The work has always been the specialized parts, and the fun part of software dev work is that so much of it is bespoke and creative and unique beyond the grasp of the stochastic parrots.

[–] Tamo240@programming.dev 1 points 1 day ago (1 children)

I didn't say programming is unecessary, and I'm a proffesional software engineer with a degree in computer science. When I say 'learn to code' is over I mean the pressure for anyone and everyone to learn to code because there are so many well paying software engineer jobs.

This era is over undoubtedly, because all the people who never really cared about software engineering and are just there to collect a paycheck are going to be replaced - but the profession of software engineering will still be necessary, and the abstract maths of computer science isn't going anywhere as a field of research.

[–] FizzyOrange@programming.dev 2 points 1 day ago

They're not over yet but they definitely have an uncertain future.

[–] desmosthenes@lemmy.world 16 points 1 day ago (1 children)

i’d say 2000-2002 pre and right after com bubble was a better time

[–] hallettj@leminal.space 7 points 1 day ago

Oh I was pissed when the bubble burst right before I graduated from high school

[–] Evil_Shrubbery@thelemmy.club 4 points 1 day ago

Imho only true if you can gain some sort of sovereignty by coding shit yourself, self-host, etc.

But that's is like saying it has never been a better time to learn to cook.

Sure it won't get you significant monies (except extremely lucky), but it's a life skill.

But yeah, companies in need of devs def think this is the best time to get more cheap labour to the field, how hard can it be to prompt what a mid/project manager (also AI) tells you to.

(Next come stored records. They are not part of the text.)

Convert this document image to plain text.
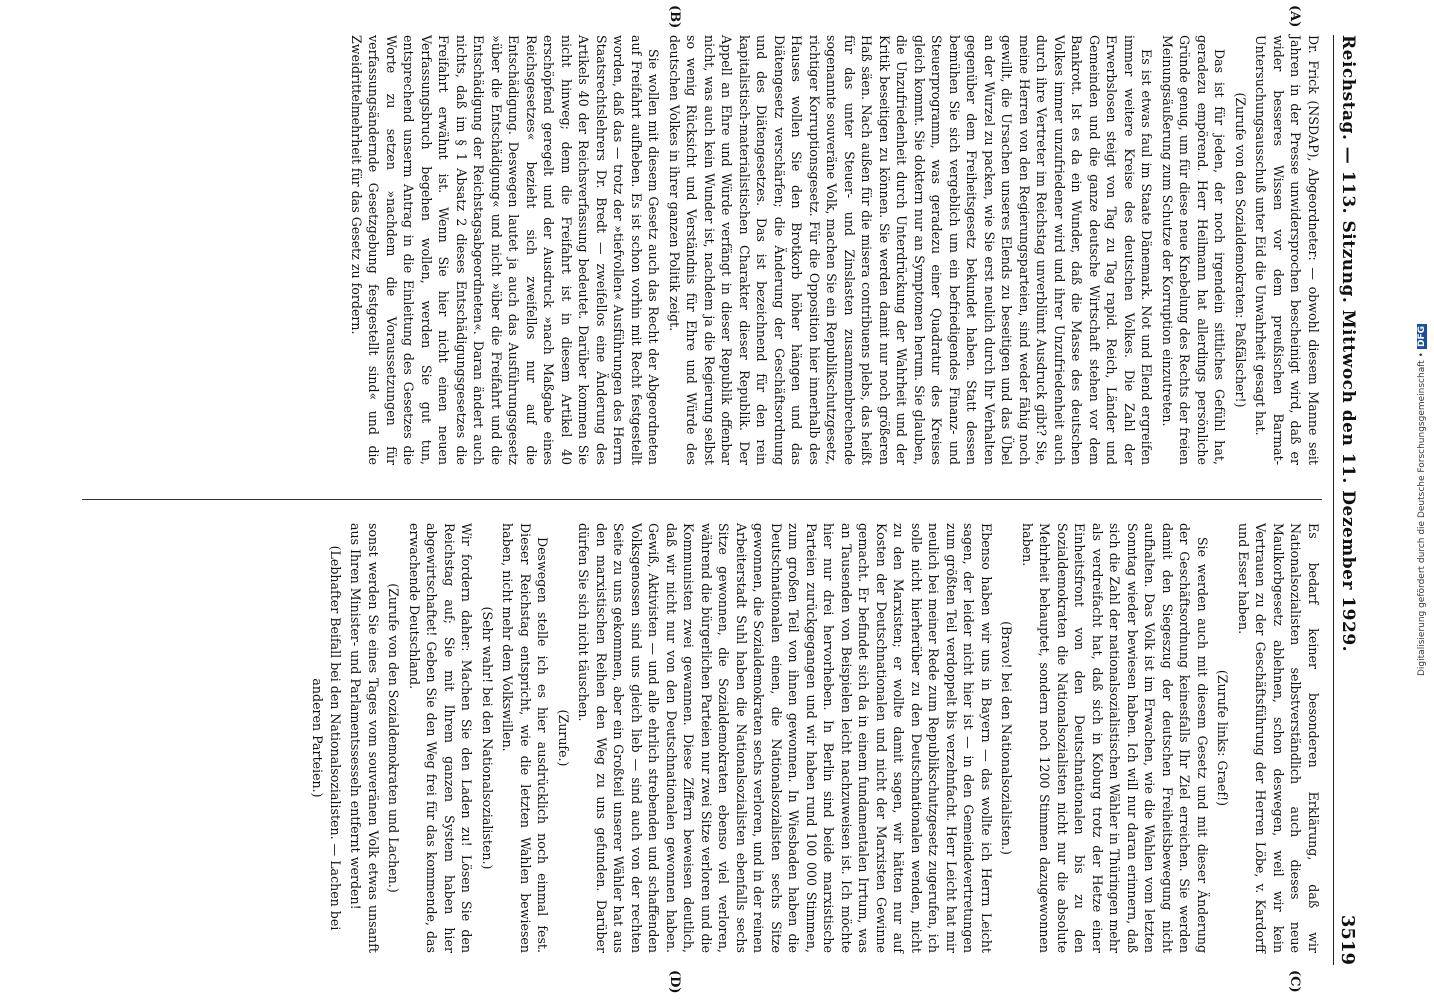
Reichstag. — 113. Sitzung. Mittwoch den 11. Dezember 1929.
3519
(A)
(B)
(C)
(D)

Dr. Frick (NSDAP), Abgeordneter: — obwohl diesem Manne seit Jahren in der Presse unwidersprochen bescheinigt wird, daß er wider besseres Wissen vor dem preußischen Barmat-Untersuchungsausschuß unter Eid die Unwahrheit gesagt hat.

(Zurufe von den Sozialdemokraten: Paßfälscher!)

Das ist für jeden, der noch irgendein sittliches Gefühl hat, geradezu empörend. Herr Heilmann hat allerdings persönliche Gründe genug, um für diese neue Knebelung des Rechts der freien Meinungsäußerung zum Schutze der Korruption einzutreten.

Es ist etwas faul im Staate Dänemark. Not und Elend ergreifen immer weitere Kreise des deutschen Volkes. Die Zahl der Erwerbslosen steigt von Tag zu Tag rapid. Reich, Länder und Gemeinden und die ganze deutsche Wirtschaft stehen vor dem Bankrott. Ist es da ein Wunder, daß die Masse des deutschen Volkes immer unzufriedener wird und ihrer Unzufriedenheit auch durch ihre Vertreter im Reichstag unverblümt Ausdruck gibt? Sie, meine Herren von den Regierungsparteien, sind weder fähig noch gewillt, die Ursachen unseres Elends zu beseitigen und das Übel an der Wurzel zu packen, wie Sie erst neulich durch Ihr Verhalten gegenüber dem Freiheitsgesetz bekundet haben. Statt dessen bemühen Sie sich vergeblich um ein befriedigendes Finanz- und Steuerprogramm, was geradezu einer Quadratur des Kreises gleich kommt. Sie doktern nur an Symptomen herum. Sie glauben, die Unzufriedenheit durch Unterdrückung der Wahrheit und der Kritik beseitigen zu können. Sie werden damit nur noch größeren Haß säen. Nach außen für die misera contribuens plebs, das heißt für das unter Steuer- und Zinslasten zusammenbrechende sogenannte souveräne Volk, machen Sie ein Republikschutzgesetz, richtiger Korruptionsgesetz. Für die Opposition hier innerhalb des Hauses wollen Sie den Brotkorb höher hängen und das Diätengesetz verschärfen; die Änderung der Geschäftsordnung und des Diätengesetzes. Das ist bezeichnend für den rein kapitalistisch-materialistischen Charakter dieser Republik. Der Appell an Ehre und Würde verfängt in dieser Republik offenbar nicht, was auch kein Wunder ist, nachdem ja die Regierung selbst so wenig Rücksicht und Verständnis für Ehre und Würde des deutschen Volkes in ihrer ganzen Politik zeigt.

Sie wollen mit diesem Gesetz auch das Recht der Abgeordneten auf Freifahrt aufheben. Es ist schon vorhin mit Recht festgestellt worden, daß das — trotz der »tiefvollen« Ausführungen des Herrn Staatsrechtslehrers Dr. Bredt — zweifellos eine Änderung des Artikels 40 der Reichsverfassung bedeutet. Darüber kommen Sie nicht hinweg; denn die Freifahrt ist in diesem Artikel 40 erschöpfend geregelt und der Ausdruck »nach Maßgabe eines Reichsgesetzes« bezieht sich zweifellos nur auf die Entschädigung. Deswegen lautet ja auch das Ausführungsgesetz »über die Entschädigung« und nicht »über die Freifahrt und die Entschädigung der Reichstagsabgeordneten«. Daran ändert auch nichts, daß im § 1 Absatz 2 dieses Entschädigungsgesetzes die Freifahrt erwähnt ist. Wenn Sie hier nicht einen neuen Verfassungsbruch begehen wollen, werden Sie gut tun, entsprechend unserm Antrag in die Einleitung des Gesetzes die Worte zu setzen »nachdem die Voraussetzungen für verfassungsändernde Gesetzgebung festgestellt sind« und die Zweidrittelmehrheit für das Gesetz zu fordern.

Es bedarf keiner besonderen Erklärung, daß wir Nationalsozialisten selbstverständlich auch dieses neue Maulkorbgesetz ablehnen, schon deswegen, weil wir kein Vertrauen zu der Geschäftsführung der Herren Löbe, v. Kardorff und Esser haben.

(Zurufe links: Graef!)

Sie werden auch mit diesem Gesetz und mit dieser Änderung der Geschäftsordnung keinesfalls Ihr Ziel erreichen. Sie werden damit den Siegeszug der deutschen Freiheitsbewegung nicht aufhalten. Das Volk ist im Erwachen, wie die Wahlen vom letzten Sonntag wieder bewiesen haben. Ich will nur daran erinnern, daß sich die Zahl der nationalsozialistischen Wähler in Thüringen mehr als verdreifacht hat, daß sich in Koburg trotz der Hetze einer Einheitsfront von den Deutschnationalen bis zu den Sozialdemokraten die Nationalsozialisten nicht nur die absolute Mehrheit behauptet, sondern noch 1200 Stimmen dazugewonnen haben.

(Bravo! bei den Nationalsozialisten.)

Ebenso haben wir uns in Bayern — das wollte ich Herrn Leicht sagen, der leider nicht hier ist — in den Gemeindevertretungen zum größten Teil verdoppelt bis verzehnfacht. Herr Leicht hat mir neulich bei meiner Rede zum Republikschutzgesetz zugerufen, ich solle nicht hierherüber zu den Deutschnationalen wenden, nicht zu den Marxisten; er wollte damit sagen, wir hätten nur auf Kosten der Deutschnationalen und nicht der Marxisten Gewinne gemacht. Er befindet sich da in einem fundamentalen Irrtum, was an Tausenden von Beispielen leicht nachzuweisen ist. Ich möchte hier nur drei hervorheben. In Berlin sind beide marxistische Parteien zurückgegangen und wir haben rund 100 000 Stimmen, zum großen Teil von ihnen gewonnen. In Wiesbaden haben die Deutschnationalen einen, die Nationalsozialisten sechs Sitze gewonnen, die Sozialdemokraten sechs verloren, und in der reinen Arbeiterstadt Suhl haben die Nationalsozialisten ebenfalls sechs Sitze gewonnen, die Sozialdemokraten ebenso viel verloren, während die bürgerlichen Parteien nur zwei Sitze verloren und die Kommunisten zwei gewannen. Diese Ziffern beweisen deutlich, daß wir nicht nur von den Deutschnationalen gewonnen haben. Gewiß, Aktivisten — und alle ehrlich strebenden und schaffenden Volksgenossen sind uns gleich lieb — sind auch von der rechten Seite zu uns gekommen, aber ein Großteil unserer Wähler hat aus den marxistischen Reihen den Weg zu uns gefunden. Darüber dürfen Sie sich nicht täuschen.

(Zurufe.)

Deswegen stelle ich es hier ausdrücklich noch einmal fest. Dieser Reichstag entspricht, wie die letzten Wahlen bewiesen haben, nicht mehr dem Volkswillen.

(Sehr wahr! bei den Nationalsozialisten.)

Wir fordern daher: Machen Sie den Laden zu! Lösen Sie den Reichstag auf; Sie mit Ihrem ganzen System haben hier abgewirtschaftet! Geben Sie den Weg frei für das kommende, das erwachende Deutschland.

(Zurufe von den Sozialdemokraten und Lachen.)

sonst werden Sie eines Tages vom souveränen Volk etwas unsanft aus Ihren Minister- und Parlamentssesseln entfernt werden!

(Lebhafter Beifall bei den Nationalsozialisten. — Lachen bei anderen Parteien.)

Digitalisierung gefördert durch die Deutsche Forschungsgemeinschaft •
DFG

[–] Deebster@infosec.pub 7 points 1 day ago
[–] abbadon420@sh.itjust.works 0 points 1 day ago

But we’re on the precipice of a new era when learning to develop software will be easier than ever, opening the door to students who might not otherwise have chosen to study computing. Perhaps a new golden age of CS education has only just begun.

It is good to have those students. They can fill roles in sales and customer relations and be the link to the actual software. These students won't be writing too much software besides some small, internal tools.